16 dezembro, 2022

A TELHA


Nem o título deste quadro, nem o artista são agora para aqui chamados. Ou ainda se é bom, mau, se gosto ou não gosto. Apenas me interessa o olhar da criança que fui encontrar a olhar para ele, bem mais atento e demorado do que o dos adultos que por ele passavam. Se gostei de ver a criança a olhar para o quadro? Gostei, ainda que sem fazer a mais pequena ideia do que estaria acontecer na sua cabeça. Mas alguma coisa estaria, havendo certamente uma criança antes e outra depois de o ver. Mas terá a criança idade para ver este quadro? Ou, dito de outra maneira: será por este tipo de quadro que deve começar a sua relação com a pintura? Há uma razão para perguntar. Quis parecer-me pelos pais da criança, que andavam por ali perdidos como um urso polar na Guiné Equatorial, que aquela criança não estará habituada a ver obras de arte, e que apenas foi ali parar porque o TripAdvisor quis que os pais da criança fossem ali parar, rodeados de quadros como este. Daí a minha pergunta, noutra versão: supondo ser a sua primeira vez num museu, terá sido melhor começar por este ou por um Prado, uma National Gallery, um Louvre ou um Uffizi? Imagino um psicólogo, com sincero entusiasmo, a dizer que sim, por este. Que, não sendo figurativo, será mesmo o ideal para dar asas à mente da criança, estimular a sua imaginação e criatividade, podendo mesmo ser o primeiro tijolo de um futuro artístico. Que o seja, quero lá saber, e a Psicologia também pouco me interessa, tanto como aquelas revistas que vêm, ou vinham, com os jornais de domingo. Pode parecer idiotice perguntar se tem a criança idade para este quadro. Vindo de quem vem não seria de de espantar mas, mesmo assim, creio que vale a pena indagar. 

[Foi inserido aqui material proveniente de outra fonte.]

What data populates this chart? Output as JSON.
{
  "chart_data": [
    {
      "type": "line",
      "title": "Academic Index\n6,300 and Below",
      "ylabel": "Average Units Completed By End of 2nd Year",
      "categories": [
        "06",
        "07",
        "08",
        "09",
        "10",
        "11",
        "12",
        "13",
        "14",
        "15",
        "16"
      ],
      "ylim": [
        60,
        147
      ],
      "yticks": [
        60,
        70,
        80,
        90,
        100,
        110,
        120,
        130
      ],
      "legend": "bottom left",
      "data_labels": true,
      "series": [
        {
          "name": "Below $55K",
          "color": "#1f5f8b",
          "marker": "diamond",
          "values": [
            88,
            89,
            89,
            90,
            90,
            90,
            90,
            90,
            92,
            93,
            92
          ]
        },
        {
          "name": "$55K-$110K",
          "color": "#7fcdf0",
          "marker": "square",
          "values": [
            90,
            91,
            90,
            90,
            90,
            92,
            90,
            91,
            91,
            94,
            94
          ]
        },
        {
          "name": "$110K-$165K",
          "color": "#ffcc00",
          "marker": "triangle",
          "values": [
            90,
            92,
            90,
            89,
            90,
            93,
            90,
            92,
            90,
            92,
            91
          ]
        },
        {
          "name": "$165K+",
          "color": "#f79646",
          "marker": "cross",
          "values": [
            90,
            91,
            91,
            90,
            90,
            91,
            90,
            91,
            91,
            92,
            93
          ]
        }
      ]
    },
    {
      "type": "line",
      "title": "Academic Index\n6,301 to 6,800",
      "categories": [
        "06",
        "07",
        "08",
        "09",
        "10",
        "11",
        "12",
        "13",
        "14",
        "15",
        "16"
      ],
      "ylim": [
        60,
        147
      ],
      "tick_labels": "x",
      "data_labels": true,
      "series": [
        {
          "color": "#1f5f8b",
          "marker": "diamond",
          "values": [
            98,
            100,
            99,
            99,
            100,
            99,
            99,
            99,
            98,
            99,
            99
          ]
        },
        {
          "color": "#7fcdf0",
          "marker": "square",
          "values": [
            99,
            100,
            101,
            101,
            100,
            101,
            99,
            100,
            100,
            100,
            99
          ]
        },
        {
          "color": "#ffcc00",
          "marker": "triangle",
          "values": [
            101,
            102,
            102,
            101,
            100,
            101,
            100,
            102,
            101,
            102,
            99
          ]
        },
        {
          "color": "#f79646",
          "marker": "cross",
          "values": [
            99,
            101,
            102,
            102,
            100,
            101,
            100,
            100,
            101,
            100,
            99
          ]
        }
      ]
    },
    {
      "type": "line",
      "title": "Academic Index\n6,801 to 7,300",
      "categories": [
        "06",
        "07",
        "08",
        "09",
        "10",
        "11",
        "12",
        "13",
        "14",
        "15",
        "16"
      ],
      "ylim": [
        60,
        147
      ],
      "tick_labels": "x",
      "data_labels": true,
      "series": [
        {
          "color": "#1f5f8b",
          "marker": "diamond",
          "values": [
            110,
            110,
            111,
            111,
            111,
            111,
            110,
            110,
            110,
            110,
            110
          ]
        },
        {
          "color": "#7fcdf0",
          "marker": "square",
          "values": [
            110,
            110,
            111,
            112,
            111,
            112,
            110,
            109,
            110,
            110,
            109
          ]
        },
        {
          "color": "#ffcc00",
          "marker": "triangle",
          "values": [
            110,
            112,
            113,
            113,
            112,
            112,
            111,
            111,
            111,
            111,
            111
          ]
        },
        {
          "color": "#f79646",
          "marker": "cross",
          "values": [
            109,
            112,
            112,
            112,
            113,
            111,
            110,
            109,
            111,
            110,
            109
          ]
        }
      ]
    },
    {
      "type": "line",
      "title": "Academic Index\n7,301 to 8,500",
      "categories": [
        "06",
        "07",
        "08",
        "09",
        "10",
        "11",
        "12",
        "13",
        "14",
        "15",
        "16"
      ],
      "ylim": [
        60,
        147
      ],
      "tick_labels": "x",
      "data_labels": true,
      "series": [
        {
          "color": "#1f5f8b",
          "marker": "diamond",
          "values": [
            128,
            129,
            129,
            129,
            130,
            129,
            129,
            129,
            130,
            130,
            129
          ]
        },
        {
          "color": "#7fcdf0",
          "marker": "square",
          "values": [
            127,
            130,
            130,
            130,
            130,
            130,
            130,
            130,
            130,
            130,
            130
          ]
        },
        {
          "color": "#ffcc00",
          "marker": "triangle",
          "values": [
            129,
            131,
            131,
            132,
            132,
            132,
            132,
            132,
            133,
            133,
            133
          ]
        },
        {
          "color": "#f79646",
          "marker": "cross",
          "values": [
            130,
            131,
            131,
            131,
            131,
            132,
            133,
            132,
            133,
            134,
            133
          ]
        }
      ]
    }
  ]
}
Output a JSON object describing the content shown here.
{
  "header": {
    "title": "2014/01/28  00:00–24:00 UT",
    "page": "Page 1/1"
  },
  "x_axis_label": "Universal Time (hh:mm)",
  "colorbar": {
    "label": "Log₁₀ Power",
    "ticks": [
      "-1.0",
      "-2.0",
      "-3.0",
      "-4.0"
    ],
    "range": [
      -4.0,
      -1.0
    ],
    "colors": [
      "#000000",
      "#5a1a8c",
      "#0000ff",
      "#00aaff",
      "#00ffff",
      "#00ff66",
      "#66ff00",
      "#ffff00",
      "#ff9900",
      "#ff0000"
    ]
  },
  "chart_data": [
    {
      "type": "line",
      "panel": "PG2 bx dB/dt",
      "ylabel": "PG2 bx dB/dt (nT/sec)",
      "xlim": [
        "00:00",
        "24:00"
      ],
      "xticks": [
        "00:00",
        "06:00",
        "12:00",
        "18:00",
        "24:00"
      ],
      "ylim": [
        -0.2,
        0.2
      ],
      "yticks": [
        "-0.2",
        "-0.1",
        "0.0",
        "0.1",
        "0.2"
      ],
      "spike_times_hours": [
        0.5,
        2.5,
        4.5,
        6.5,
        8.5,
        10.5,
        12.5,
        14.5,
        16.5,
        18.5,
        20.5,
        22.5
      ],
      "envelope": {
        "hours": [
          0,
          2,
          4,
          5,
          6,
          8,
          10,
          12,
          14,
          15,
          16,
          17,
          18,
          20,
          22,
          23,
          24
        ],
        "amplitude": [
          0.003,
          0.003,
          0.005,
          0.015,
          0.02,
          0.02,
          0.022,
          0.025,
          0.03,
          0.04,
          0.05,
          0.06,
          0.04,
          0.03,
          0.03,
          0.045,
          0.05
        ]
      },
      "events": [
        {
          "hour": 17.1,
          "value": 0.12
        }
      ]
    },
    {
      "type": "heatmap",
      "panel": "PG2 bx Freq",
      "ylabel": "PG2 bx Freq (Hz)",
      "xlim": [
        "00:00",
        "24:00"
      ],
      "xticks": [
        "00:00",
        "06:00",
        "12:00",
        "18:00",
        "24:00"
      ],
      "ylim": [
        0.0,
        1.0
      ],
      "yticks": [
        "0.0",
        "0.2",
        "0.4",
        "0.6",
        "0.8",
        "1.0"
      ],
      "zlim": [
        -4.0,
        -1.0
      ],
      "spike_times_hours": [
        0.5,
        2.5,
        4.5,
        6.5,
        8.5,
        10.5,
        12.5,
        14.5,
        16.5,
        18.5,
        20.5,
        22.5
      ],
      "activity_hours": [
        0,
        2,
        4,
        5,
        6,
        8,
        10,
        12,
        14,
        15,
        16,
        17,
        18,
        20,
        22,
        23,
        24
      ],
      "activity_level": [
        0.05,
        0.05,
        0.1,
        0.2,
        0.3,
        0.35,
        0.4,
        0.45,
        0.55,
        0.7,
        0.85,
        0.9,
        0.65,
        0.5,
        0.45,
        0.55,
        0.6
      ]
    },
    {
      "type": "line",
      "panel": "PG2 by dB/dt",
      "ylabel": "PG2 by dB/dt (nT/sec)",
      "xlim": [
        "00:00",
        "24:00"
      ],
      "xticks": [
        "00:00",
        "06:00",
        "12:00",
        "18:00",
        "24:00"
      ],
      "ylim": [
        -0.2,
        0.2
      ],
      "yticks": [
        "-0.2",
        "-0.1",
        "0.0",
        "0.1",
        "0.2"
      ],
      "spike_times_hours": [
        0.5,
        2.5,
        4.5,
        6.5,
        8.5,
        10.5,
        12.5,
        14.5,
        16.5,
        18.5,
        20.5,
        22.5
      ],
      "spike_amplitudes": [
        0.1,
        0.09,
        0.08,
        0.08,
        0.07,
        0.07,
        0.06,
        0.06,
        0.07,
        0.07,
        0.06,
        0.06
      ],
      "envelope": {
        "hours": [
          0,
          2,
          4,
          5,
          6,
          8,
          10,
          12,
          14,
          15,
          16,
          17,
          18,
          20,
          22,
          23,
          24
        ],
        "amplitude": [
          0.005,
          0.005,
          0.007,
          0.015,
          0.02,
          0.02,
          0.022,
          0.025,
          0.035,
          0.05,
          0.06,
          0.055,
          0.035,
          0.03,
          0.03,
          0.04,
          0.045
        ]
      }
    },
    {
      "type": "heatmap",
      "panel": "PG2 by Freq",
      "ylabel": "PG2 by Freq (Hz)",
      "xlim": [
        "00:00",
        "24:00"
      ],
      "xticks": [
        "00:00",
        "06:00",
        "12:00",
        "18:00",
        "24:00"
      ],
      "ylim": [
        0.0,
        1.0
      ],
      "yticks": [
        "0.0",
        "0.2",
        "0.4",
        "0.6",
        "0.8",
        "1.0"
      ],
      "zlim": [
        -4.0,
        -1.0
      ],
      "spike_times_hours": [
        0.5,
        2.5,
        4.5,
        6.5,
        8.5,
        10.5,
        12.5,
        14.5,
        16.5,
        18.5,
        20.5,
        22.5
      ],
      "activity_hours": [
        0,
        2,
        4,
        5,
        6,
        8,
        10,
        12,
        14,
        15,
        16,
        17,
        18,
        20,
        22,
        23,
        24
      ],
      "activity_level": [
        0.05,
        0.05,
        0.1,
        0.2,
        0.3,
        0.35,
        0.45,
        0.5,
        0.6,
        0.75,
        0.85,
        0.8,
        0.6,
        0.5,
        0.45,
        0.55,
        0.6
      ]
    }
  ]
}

Sim, o quadro não tem sexo, violência, ou um velho pistoleiro com um chocantíssimo cigarro no canto da boca. Claro que nenhuma criança irá ficar traumatizada ou ter pesadelos por causa dele, que olhe pois à vontade, e o tempo que quiser. Mas será por este tipo de quadro que deverá começar? Na literatura, deve começar por lengalengas, os contos de Andersen, de Beatrix Potter, de Perrault, ou começar pelo Ulisses e Mrs Dalloway? No cinema, pelo Bambi, de novo Beatrix Potter, Charlot, ou começar por Godard e Bergman? Na música, por cantigas de embalar ou por John Cage e Cecil Taylor? É muita pergunta, mas respondo apenas lembrando o interesse ou mesmo paixão dos grandes pintores modernos pela pintura clássica, o modo como, de lápis na mão, copiaram, por vezes obsessivamente, pintura medieval, renascentista ou barroca. Ou mesmo pré-histórica ou de culturas ditas primitivas. O seu primeiro tijolo. Depois foi cada um à sua vida para construir o seu edifício, com grande benefício para a história da arte e do nosso prazer. Que Godard tenha dito que os filmes têm um princípio e um fim mas não necessariamente por esta ordem, é lá com ele, nada contra, podendo no seu caso até fazer sentido. Mas não é assim com tudo. Por exemplo, na natureza, onde primeiro há uma semente, depois a flor e finalmente a romã. E ao contrário dos grandes pintores modernistas que não se esqueceram dos antigos, nós tendemos muitas vezes a esquecer a ordem e os ritmos da natureza. Espero que o primeiro tijolo desta criança, neste caso, uma telha, não lhe tenha acertado na cabeça.